# Conformer: Local Features Coupling Global Representations for Visual Recognition
**Accpeted to ICCV21!**
This repository is built upon [DeiT](https://github.com/facebookresearch/deit), [timm](https://github.com/rwightman/pytorch-image-models), and [mmdetction](https://github.com/open-mmlab/mmdetection).
# Introduction
Within Convolutional Neural Network (CNN), the convolution operations are good at extracting local features but experience difficulty to capture global representations.
Within visual transformer, the cascaded self-attention modules can capture long-distance feature dependencies but unfortunately deteriorate local feature details.
In this paper, we propose a hybrid network structure, termed Conformer, to take advantage of convolutional operations and self-attention mechanisms for enhanced representation learning.
Conformer roots in the Feature Coupling Unit (FCU), which fuses local features and global representations under different resolutions in an interactive fashion.

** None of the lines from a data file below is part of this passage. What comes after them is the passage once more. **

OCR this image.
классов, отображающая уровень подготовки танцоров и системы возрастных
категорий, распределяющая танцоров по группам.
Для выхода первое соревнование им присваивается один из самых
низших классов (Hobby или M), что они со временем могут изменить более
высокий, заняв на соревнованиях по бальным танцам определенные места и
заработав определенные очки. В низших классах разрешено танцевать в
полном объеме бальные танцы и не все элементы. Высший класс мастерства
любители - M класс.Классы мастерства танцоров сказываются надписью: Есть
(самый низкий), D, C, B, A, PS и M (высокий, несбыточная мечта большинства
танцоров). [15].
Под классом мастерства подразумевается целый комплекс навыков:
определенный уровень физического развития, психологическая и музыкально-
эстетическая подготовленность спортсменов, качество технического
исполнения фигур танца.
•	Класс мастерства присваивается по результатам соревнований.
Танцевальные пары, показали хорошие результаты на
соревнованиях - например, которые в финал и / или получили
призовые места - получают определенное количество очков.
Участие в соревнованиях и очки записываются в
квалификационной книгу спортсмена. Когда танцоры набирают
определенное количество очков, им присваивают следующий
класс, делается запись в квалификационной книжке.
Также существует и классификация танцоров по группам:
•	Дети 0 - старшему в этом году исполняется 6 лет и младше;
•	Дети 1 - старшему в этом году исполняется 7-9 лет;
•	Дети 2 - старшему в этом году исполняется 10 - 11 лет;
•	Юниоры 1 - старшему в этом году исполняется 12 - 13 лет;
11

Conformer adopts a concurrent structure so that local features and global representations are retained to the maximum extent.
Experiments show that Conformer, under the comparable parameter complexity, outperforms the visual transformer (DeiT-B) by 2.3\% on ImageNet.
On MSCOCO, it outperforms ResNet-101 by 3.7\% and 3.6\% mAPs for object detection and instance segmentation, respectively, demonstrating the great potential to be a general backbone network.
The basic architecture of the Conformer is shown as following:

We also show the comparison of feature maps of CNN (ResNet-101), Visual Transformer (DeiT-S), and the proposed Conformer as following.
The patch embeddings in transformer are reshaped to feature maps for visualization. While CNN activates discriminative local regions ($e.g.$, the peacock's head in (a) and tail in (e)),
the CNN branch of Conformer takes advantage of global cues from the visual transformer and thereby activates complete object ($e.g.$, full extent of the peacock in (b) and (f)).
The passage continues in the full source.